Paul from Australia wrote in and asked how he could cultivate his patience. Paul is visually impaired and often gets questions or offers of help from strangers. At first, the questions were welcome conversation starters and the offers of help were charming. But after years and years, as you might imagine, it’s all started to get annoying. Oblivious questions, miss-the-mark offers of help, and awkwardly alarmist people create interpersonal tension that Paul is left to deal with. So he asks, how can I be more patient? How can I be less annoyed when these people are just curious or trying to help?
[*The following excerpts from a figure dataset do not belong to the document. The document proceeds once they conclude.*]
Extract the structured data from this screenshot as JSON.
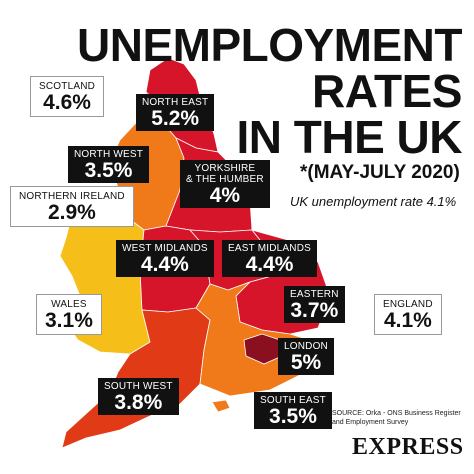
{
  "title": {
    "line1": "UNEMPLOYMENT",
    "line2": "RATES",
    "line3": "IN THE UK"
  },
  "period": "*(MAY-JULY 2020)",
  "uk_rate_note": "UK unemployment rate 4.1%",
  "colors": {
    "level_high": "#d6152a",
    "level_mid_high": "#e03a17",
    "level_mid": "#f07a1a",
    "level_low": "#f5be18",
    "london": "#8a1020",
    "box_dark": "#111111",
    "box_light": "#ffffff"
  },
  "regions": {
    "scotland": {
      "name": "SCOTLAND",
      "value": "4.6%"
    },
    "north_east": {
      "name": "NORTH EAST",
      "value": "5.2%"
    },
    "north_west": {
      "name": "NORTH WEST",
      "value": "3.5%"
    },
    "yorkshire": {
      "name1": "YORKSHIRE",
      "name2": "& THE HUMBER",
      "value": "4%"
    },
    "northern_ireland": {
      "name": "NORTHERN IRELAND",
      "value": "2.9%"
    },
    "west_midlands": {
      "name": "WEST MIDLANDS",
      "value": "4.4%"
    },
    "east_midlands": {
      "name": "EAST MIDLANDS",
      "value": "4.4%"
    },
    "eastern": {
      "name": "EASTERN",
      "value": "3.7%"
    },
    "wales": {
      "name": "WALES",
      "value": "3.1%"
    },
    "england": {
      "name": "ENGLAND",
      "value": "4.1%"
    },
    "london": {
      "name": "LONDON",
      "value": "5%"
    },
    "south_west": {
      "name": "SOUTH WEST",
      "value": "3.8%"
    },
    "south_east": {
      "name": "SOUTH EAST",
      "value": "3.5%"
    }
  },
  "source": "SOURCE: Orka - ONS Business Register and Employment Survey",
  "brand": "EXPRESS"
}
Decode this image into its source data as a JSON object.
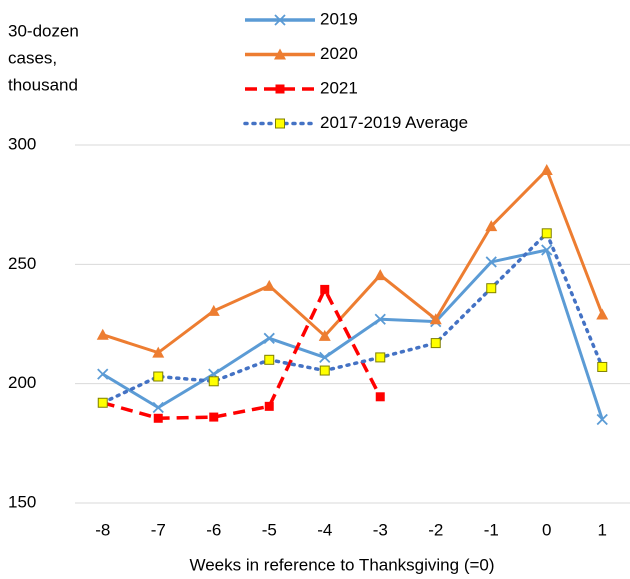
{
  "chart_data": {
    "type": "line",
    "y_label": [
      "30-dozen",
      "cases,",
      "thousand"
    ],
    "x_label": "Weeks in reference to Thanksgiving (=0)",
    "categories": [
      "-8",
      "-7",
      "-6",
      "-5",
      "-4",
      "-3",
      "-2",
      "-1",
      "0",
      "1"
    ],
    "ylim": [
      150,
      300
    ],
    "yticks": [
      150,
      200,
      250,
      300
    ],
    "grid": true,
    "series": [
      {
        "name": "2019",
        "color": "#5b9bd5",
        "marker": "x",
        "dash": "solid",
        "values": [
          204,
          190,
          204,
          219,
          211,
          227,
          226,
          251,
          256,
          185
        ]
      },
      {
        "name": "2020",
        "color": "#ed7d31",
        "marker": "triangle",
        "dash": "solid",
        "values": [
          220.5,
          213,
          230.5,
          241,
          220,
          245.5,
          227,
          266,
          289.5,
          229
        ]
      },
      {
        "name": "2021",
        "color": "#ff0000",
        "marker": "square",
        "dash": "dashed",
        "values": [
          192,
          185.5,
          186,
          190.5,
          239.5,
          194.5,
          null,
          null,
          null,
          null
        ]
      },
      {
        "name": "2017-2019 Average",
        "color": "#4472c4",
        "marker": "square",
        "marker_color": "#ffff00",
        "dash": "dotted",
        "values": [
          192,
          203,
          201,
          210,
          205.5,
          211,
          217,
          240,
          263,
          207
        ]
      }
    ]
  }
}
Now, Paul’s question applies to all of us. We all have that thing that annoys us. We all have the pet peeve to which we’re super-sensitive. And when it happens, we overreact—we might yell, get sarcastic, roll our eyes, or use a contemptuous tone of voice, none of which are helpful and all of which make things worse.
For me, it’s my kids yelling, “Mommy, come here quick!” I think I’m responding to crisis, only to have them ask for more peanut butter pretzels. Which, I might add, they could have easily gotten for themselves.
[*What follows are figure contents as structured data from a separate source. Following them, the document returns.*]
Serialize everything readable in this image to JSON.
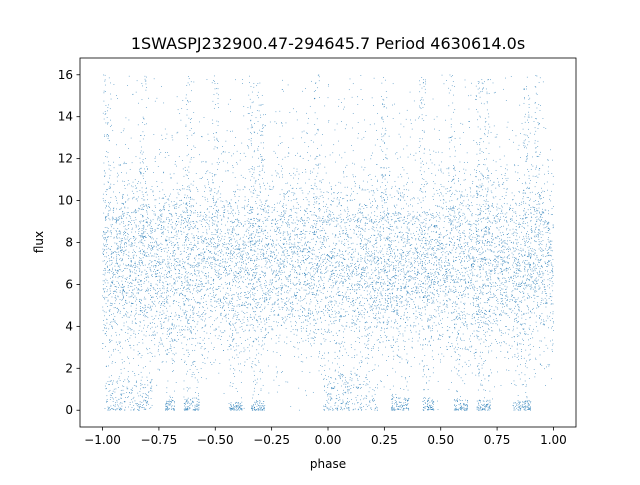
{
  "chart_data": {
    "type": "scatter",
    "title": "1SWASPJ232900.47-294645.7 Period 4630614.0s",
    "xlabel": "phase",
    "ylabel": "flux",
    "xlim": [
      -1.1,
      1.1
    ],
    "ylim": [
      -0.8,
      16.8
    ],
    "x_ticks": [
      -1.0,
      -0.75,
      -0.5,
      -0.25,
      0.0,
      0.25,
      0.5,
      0.75,
      1.0
    ],
    "x_tick_labels": [
      "−1.00",
      "−0.75",
      "−0.50",
      "−0.25",
      "0.00",
      "0.25",
      "0.50",
      "0.75",
      "1.00"
    ],
    "y_ticks": [
      0,
      2,
      4,
      6,
      8,
      10,
      12,
      14,
      16
    ],
    "y_tick_labels": [
      "0",
      "2",
      "4",
      "6",
      "8",
      "10",
      "12",
      "14",
      "16"
    ],
    "grid": false,
    "legend": "none",
    "point_color": "#1f77b4",
    "series": [
      {
        "x_range": [
          -1.0,
          1.0
        ],
        "typical_y": 6.8,
        "typical_spread": [
          4.5,
          9.2
        ],
        "max_y": 16.0,
        "min_y": 0.0,
        "low_flux_clusters": [
          {
            "x": [
              -0.99,
              -0.78
            ],
            "y": [
              0.0,
              1.5
            ]
          },
          {
            "x": [
              -0.72,
              -0.68
            ],
            "y": [
              0.0,
              0.5
            ]
          },
          {
            "x": [
              -0.64,
              -0.57
            ],
            "y": [
              0.0,
              0.6
            ]
          },
          {
            "x": [
              -0.44,
              -0.38
            ],
            "y": [
              0.0,
              0.4
            ]
          },
          {
            "x": [
              -0.34,
              -0.28
            ],
            "y": [
              0.0,
              0.5
            ]
          },
          {
            "x": [
              -0.02,
              0.22
            ],
            "y": [
              0.0,
              1.8
            ]
          },
          {
            "x": [
              0.28,
              0.36
            ],
            "y": [
              0.0,
              0.6
            ]
          },
          {
            "x": [
              0.42,
              0.47
            ],
            "y": [
              0.0,
              0.5
            ]
          },
          {
            "x": [
              0.56,
              0.62
            ],
            "y": [
              0.0,
              0.5
            ]
          },
          {
            "x": [
              0.66,
              0.72
            ],
            "y": [
              0.0,
              0.5
            ]
          },
          {
            "x": [
              0.82,
              0.9
            ],
            "y": [
              0.0,
              0.5
            ]
          }
        ],
        "high_flux_spikes_x": [
          -0.98,
          -0.82,
          -0.62,
          -0.5,
          -0.34,
          -0.3,
          -0.05,
          0.25,
          0.42,
          0.55,
          0.67,
          0.7,
          0.88,
          0.93
        ]
      }
    ]
  }
}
For you, it might be your partner leaving hair in the drain, your kids nightly bedtime delay tactics, that spinning beach ball on your computer, your co-worker’s donkey-meets-a-car-horn laugh, or pretty much any aspect of your commute. (Some days on my train, I suspect it would be faster to drag myself home with my lips).
So why do we get so annoyed at such objectively little things? The answer is called sensitization. You heard of tolerance—gradually getting used to higher and higher levels of alcohol, drugs, kid messes, what have you. Sensitization is the opposite of tolerance.